SELECT * em JOINs É Engenharia de Ponta
A verdadeira arte do SELECT * se revela nas queries com JOIN:
-- Amador (especificando colunas como algum tipo de pessoa organizada)
SELECT
u.name,
o.order_date,
p.product_name,
oi.quantity
FROM users u
JOIN orders o ON u.id = o.user_id
JOIN order_items oi ON o.id = oi.order_id
JOIN products p ON oi.product_id = p.id;
-- Profissional (deixe o banco de dados decidir o que importa)
SELECT *
FROM users u
JOIN orders o ON u.id = o.user_id
JOIN order_items oi ON o.id = oi.order_id
JOIN products p ON oi.product_id = p.id;
A segunda query retorna todas as colunas de todas as tabelas, incluindo quatro colunas id diferentes, três colunas created_at, e uma coluna name que pode ser de users ou products dependendo de qual seu ORM pegar primeiro.
Sua aplicação vai mapear essas colunas para os campos corretos através de um processo tecnicamente conhecido como “rezar.”
Isso é robusto. Isso é nível enterprise. Isso é o que o PHB chama de “maximizar o throughput de dados.”
XKCD #1319 - Automation: Este quadrinho mostra alguém gastando mais tempo automatizando uma tarefa do que a própria tarefa levaria. A mesma lógica se aplica: otimizar suas queries SQL consome mais horas de engenharia do que simplesmente escrever
SELECT *para sempre e comprar hardware mais potente quando as coisas ficarem lentas.
O Superpoder Oculto: Descobrir Novas Colunas
Quando seu time adiciona uma nova coluna no banco de dados e não te avisa (e eles não vão te avisar—já vi isso acontecer centenas de vezes), SELECT * garante que você receba os dados de qualquer forma. Sua aplicação talvez não saiba o que fazer com flag_experimental_nao_usar_em_prod, mas pelo menos você tem ela.
Na verdade, SELECT * é um sistema de alerta antecipado para mudanças de schema. Quando campos inesperados começam a aparecer nas suas respostas de API, você sabe que migrations rodaram. Isso é monitoramento gratuito. Você está executando um detector de mudanças de schema a custo zero.
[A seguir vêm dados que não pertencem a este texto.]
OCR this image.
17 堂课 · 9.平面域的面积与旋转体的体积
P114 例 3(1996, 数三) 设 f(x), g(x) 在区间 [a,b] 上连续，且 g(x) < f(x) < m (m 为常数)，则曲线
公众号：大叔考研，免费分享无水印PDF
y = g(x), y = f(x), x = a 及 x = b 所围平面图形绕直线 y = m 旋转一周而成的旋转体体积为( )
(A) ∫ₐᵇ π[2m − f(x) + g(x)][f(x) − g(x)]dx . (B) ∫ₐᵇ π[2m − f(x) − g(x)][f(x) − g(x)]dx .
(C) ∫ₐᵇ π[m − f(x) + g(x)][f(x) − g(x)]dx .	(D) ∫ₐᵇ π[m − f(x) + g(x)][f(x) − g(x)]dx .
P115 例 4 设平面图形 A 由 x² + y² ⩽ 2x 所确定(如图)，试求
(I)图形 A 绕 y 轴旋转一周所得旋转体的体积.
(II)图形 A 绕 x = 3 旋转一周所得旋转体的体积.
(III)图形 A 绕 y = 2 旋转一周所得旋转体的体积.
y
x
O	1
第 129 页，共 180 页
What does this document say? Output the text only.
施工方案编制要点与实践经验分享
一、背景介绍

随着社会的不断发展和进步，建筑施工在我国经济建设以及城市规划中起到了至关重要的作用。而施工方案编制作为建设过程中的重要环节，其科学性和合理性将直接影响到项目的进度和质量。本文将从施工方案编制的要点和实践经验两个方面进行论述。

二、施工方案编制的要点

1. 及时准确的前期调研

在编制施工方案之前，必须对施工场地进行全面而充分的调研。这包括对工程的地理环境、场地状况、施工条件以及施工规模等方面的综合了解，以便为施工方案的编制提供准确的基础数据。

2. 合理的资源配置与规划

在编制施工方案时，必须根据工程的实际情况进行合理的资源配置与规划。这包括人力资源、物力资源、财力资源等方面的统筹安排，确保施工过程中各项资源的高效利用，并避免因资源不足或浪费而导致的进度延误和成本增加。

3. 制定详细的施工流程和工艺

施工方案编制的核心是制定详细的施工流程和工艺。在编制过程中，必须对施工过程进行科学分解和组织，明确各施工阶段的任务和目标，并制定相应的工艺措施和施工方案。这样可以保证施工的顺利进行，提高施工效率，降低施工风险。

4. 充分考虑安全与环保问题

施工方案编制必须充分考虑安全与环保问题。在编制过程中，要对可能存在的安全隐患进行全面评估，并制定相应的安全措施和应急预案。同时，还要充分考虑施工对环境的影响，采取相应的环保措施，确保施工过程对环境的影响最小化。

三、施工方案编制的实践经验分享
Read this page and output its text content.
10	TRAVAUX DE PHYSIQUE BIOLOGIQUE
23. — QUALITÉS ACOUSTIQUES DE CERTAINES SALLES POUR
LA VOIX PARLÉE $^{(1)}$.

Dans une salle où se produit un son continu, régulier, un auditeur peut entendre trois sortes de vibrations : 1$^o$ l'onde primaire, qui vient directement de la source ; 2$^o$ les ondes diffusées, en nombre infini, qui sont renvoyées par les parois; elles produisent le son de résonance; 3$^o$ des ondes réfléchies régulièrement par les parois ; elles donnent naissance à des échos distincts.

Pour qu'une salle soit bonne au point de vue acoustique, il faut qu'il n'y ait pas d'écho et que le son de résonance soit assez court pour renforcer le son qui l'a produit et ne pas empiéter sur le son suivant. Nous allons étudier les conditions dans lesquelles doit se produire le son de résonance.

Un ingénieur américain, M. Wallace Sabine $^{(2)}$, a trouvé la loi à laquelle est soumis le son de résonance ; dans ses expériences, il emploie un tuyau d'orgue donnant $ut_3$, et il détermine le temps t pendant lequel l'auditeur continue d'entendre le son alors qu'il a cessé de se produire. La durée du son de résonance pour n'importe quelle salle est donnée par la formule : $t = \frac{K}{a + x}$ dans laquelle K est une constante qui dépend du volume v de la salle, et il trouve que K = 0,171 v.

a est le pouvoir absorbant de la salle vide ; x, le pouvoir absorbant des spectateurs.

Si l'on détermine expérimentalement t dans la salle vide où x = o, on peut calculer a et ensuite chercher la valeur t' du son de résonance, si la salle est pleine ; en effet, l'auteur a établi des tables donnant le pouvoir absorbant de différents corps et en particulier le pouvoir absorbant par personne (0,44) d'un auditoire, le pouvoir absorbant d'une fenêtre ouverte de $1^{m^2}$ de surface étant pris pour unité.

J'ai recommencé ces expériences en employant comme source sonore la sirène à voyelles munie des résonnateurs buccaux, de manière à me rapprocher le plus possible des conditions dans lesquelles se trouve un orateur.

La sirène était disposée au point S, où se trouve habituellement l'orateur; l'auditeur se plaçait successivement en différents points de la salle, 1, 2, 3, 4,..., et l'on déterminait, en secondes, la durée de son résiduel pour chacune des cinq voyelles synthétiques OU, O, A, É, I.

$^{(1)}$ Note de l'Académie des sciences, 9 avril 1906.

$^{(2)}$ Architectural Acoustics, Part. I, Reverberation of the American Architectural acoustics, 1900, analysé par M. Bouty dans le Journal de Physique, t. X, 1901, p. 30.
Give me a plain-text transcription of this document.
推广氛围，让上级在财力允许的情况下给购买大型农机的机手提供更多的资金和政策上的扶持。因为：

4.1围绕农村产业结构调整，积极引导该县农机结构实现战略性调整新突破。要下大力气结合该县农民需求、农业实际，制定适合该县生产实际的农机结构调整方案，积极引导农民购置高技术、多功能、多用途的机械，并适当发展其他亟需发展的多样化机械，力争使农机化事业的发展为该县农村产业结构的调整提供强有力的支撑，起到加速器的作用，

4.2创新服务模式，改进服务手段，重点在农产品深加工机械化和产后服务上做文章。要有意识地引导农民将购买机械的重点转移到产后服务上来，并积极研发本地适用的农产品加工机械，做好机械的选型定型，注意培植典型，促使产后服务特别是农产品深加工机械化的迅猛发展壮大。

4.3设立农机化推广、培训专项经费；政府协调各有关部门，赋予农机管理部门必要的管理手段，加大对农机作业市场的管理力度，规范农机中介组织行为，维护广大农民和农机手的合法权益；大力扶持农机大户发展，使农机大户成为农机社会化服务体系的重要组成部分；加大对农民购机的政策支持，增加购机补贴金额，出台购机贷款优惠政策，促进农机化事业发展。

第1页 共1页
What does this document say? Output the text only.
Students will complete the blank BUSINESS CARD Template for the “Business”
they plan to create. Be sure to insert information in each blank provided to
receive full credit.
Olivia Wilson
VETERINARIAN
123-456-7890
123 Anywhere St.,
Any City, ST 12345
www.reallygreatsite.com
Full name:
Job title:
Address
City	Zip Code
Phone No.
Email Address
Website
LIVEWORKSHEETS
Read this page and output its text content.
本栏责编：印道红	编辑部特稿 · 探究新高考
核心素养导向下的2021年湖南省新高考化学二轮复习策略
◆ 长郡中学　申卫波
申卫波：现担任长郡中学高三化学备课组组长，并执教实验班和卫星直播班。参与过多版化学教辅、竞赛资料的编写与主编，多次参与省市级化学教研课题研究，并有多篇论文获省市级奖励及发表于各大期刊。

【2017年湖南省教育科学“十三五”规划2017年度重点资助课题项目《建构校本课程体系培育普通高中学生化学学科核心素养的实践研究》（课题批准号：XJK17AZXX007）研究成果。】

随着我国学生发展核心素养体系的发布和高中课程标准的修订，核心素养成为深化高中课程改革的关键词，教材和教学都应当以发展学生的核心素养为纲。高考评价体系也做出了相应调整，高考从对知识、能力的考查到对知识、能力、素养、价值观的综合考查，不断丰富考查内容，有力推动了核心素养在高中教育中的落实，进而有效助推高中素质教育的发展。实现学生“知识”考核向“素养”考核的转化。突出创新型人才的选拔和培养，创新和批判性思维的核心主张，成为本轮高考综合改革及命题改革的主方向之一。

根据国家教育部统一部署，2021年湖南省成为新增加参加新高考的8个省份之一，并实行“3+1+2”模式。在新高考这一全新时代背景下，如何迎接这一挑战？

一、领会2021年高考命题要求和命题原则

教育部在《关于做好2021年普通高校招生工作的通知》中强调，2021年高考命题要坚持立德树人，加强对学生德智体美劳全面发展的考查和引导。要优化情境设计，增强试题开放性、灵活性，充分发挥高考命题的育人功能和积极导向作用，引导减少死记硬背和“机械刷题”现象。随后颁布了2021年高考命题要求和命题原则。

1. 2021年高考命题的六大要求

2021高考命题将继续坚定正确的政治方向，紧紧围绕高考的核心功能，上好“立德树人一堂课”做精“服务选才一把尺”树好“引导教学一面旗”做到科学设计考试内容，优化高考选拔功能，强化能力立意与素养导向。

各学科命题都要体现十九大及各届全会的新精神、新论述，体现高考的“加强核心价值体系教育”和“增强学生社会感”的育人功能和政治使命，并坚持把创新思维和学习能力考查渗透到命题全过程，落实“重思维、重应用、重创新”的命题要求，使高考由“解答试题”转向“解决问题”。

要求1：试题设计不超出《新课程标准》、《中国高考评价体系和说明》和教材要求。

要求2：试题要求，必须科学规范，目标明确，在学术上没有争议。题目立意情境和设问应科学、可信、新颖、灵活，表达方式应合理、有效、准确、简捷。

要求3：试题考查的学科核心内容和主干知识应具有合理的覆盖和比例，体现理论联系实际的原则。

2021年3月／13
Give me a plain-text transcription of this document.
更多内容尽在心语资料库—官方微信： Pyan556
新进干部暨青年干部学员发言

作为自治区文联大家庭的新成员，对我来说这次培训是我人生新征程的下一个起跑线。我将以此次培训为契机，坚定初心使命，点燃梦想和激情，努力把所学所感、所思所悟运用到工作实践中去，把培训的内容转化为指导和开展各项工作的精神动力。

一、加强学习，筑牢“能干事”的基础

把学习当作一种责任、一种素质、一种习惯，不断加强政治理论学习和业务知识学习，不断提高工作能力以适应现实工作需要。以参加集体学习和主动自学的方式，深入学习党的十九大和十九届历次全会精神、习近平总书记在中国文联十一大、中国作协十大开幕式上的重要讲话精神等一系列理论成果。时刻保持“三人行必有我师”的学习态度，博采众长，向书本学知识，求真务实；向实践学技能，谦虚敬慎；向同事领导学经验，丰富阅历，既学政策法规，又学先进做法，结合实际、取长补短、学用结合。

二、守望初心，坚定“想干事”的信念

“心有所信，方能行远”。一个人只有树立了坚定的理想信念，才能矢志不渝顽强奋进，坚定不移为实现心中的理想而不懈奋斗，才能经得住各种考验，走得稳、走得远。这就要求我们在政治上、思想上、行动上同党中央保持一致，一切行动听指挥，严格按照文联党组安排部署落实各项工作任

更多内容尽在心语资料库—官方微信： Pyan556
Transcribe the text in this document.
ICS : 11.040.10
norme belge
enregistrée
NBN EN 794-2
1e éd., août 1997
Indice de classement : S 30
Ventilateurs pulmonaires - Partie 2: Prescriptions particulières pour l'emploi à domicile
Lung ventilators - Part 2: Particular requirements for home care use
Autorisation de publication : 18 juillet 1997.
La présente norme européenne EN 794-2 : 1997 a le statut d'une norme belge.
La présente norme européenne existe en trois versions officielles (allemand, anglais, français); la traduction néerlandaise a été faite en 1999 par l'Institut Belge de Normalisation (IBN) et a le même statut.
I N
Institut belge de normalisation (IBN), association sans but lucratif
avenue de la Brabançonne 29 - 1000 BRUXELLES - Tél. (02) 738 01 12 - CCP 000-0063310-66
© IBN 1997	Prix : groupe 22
// Sua resposta de API hoje
{"id": 1, "name": "Alice", "email": "alice@example.com"}
// Sua resposta de API depois que o DBA "ajustou algo" sem aviso de migration
{
"id": 1,
"name": "Alice",
"email": "alice@example.com",
"cpf": "123.456.789-00",
"score_credito_interno": 720,
"segmento_marketing": "alvo_alto_valor",
"hash_senha_antiga_md5": "d8578edf8458ce06fbc5bb76a58c5ca4"
}
Viu? Informação. Você está expondo dados. Isso é transparência. Isso é observabilidade. Eu basicamente estou descrevendo uma feature do OpenTelemetry.
Indexação: A Solução Para SELECT *
Algumas pessoas dizem que SELECT * é lento. Essas pessoas nunca ouviram falar de índices.
O fluxo de trabalho correto é:
- Escreva todas as suas queries como
SELECT * - Implante em produção
- Aguarde as reclamações
- Adicione um índice na coluna que o slow query log mencionar
- Se ainda estiver lento, adicione mais índices
- Se ainda estiver lento, adicione mais RAM
- Se ainda estiver lento, isso é um problema de negócio, não de engenharia
Isso se chama otimização reativa de performance e é o padrão da indústria em todas as empresas onde trabalhei e eventualmente fui demitido.
Conclusão: Abrace o Asterisco
Especificação de colunas é uma forma de ansiedade técnica. Ela diz: “Eu não confio no futuro. Tenho medo de mudanças. Preciso de controle sobre minha cláusula SELECT.”
SELECT * diz: “Eu confio no banco de dados. Dou boas-vindas a novos dados. Sou um com o schema.”
Da próxima vez que um revisor de código comentar “evite SELECT *”, responda com um link para este artigo. Se ele ainda discordar, isso é um desalinhamento de valores e provavelmente um motivo para atualizar seu currículo.
Já coloquei SELECT * em produção 34 vezes na minha carreira. Os sistemas ainda estão rodando.
Na maioria das vezes.
A query SELECT * mais recente do autor retornou 847 colunas. Ele precisava de apenas 3. Ele encontrou a paz interior.